‘Freedom Riders’

Date / Time

February 24, 2020

1:00 pm - 3:30 pm

Rescheduled from Jan. 22.

Join us for a film screening of “Freedom Riders.””Freedom Riders” is the powerful harrowing and ultimately inspirational story of six months in 1961 that changed America forever. From May until November 1961, more than 400 black and white Americans risked their lives–and many endured savage beatings and imprisonment–for simply traveling together on buses and trains as they journeyed through the Deep South. Deliberately violating Jim Crow laws, the Freedom Riders met with bitter racism and mob violence along the way, sorely testing their belief in nonviolent activism.

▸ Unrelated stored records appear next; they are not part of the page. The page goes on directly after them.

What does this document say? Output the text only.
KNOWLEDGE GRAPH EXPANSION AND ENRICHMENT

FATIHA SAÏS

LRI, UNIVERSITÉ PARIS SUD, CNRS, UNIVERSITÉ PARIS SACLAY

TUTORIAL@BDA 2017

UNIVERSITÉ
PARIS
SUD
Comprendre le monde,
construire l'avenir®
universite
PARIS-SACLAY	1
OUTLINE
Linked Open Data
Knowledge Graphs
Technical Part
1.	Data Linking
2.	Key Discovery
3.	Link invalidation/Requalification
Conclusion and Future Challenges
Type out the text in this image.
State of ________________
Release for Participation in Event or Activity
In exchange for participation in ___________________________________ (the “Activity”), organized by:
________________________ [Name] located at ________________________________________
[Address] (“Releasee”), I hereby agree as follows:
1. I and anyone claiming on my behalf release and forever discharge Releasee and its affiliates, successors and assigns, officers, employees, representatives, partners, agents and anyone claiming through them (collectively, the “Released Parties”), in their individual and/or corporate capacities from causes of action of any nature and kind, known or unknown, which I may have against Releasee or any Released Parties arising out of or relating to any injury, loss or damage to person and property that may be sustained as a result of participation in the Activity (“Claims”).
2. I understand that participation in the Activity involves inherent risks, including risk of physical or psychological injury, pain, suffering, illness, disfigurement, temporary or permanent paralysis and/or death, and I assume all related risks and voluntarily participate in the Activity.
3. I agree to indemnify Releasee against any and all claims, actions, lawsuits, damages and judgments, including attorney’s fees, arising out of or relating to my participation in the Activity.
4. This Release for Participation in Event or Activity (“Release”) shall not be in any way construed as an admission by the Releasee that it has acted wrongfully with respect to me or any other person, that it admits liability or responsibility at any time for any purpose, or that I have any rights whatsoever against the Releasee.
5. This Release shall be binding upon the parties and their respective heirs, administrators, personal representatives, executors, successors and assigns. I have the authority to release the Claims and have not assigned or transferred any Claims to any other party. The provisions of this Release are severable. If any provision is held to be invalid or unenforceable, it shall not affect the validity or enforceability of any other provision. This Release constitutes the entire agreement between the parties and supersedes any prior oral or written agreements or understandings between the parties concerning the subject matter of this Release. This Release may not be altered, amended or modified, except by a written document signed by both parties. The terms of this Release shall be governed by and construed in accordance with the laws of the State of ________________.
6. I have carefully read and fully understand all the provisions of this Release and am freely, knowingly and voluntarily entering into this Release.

From award-winning filmmaker Stanley Nelson (Wounded Knee, Jonestown: The Life and Death of Peoples Temple, The Murder of Emmett Till) “Freedom Riders” features testimony from a fascinating cast of central characters: the Riders themselves, state and federal government officials, and journalists who witnessed the Rides firsthand. The two-hour documentary is based on Raymond Arsenault’s book “Freedom Riders: 1961 and the Struggle for Racial Justice.”

The event will be held in the Richard J. Daley Library, Room 1-470. Light refreshments will be served. i-card required to attend.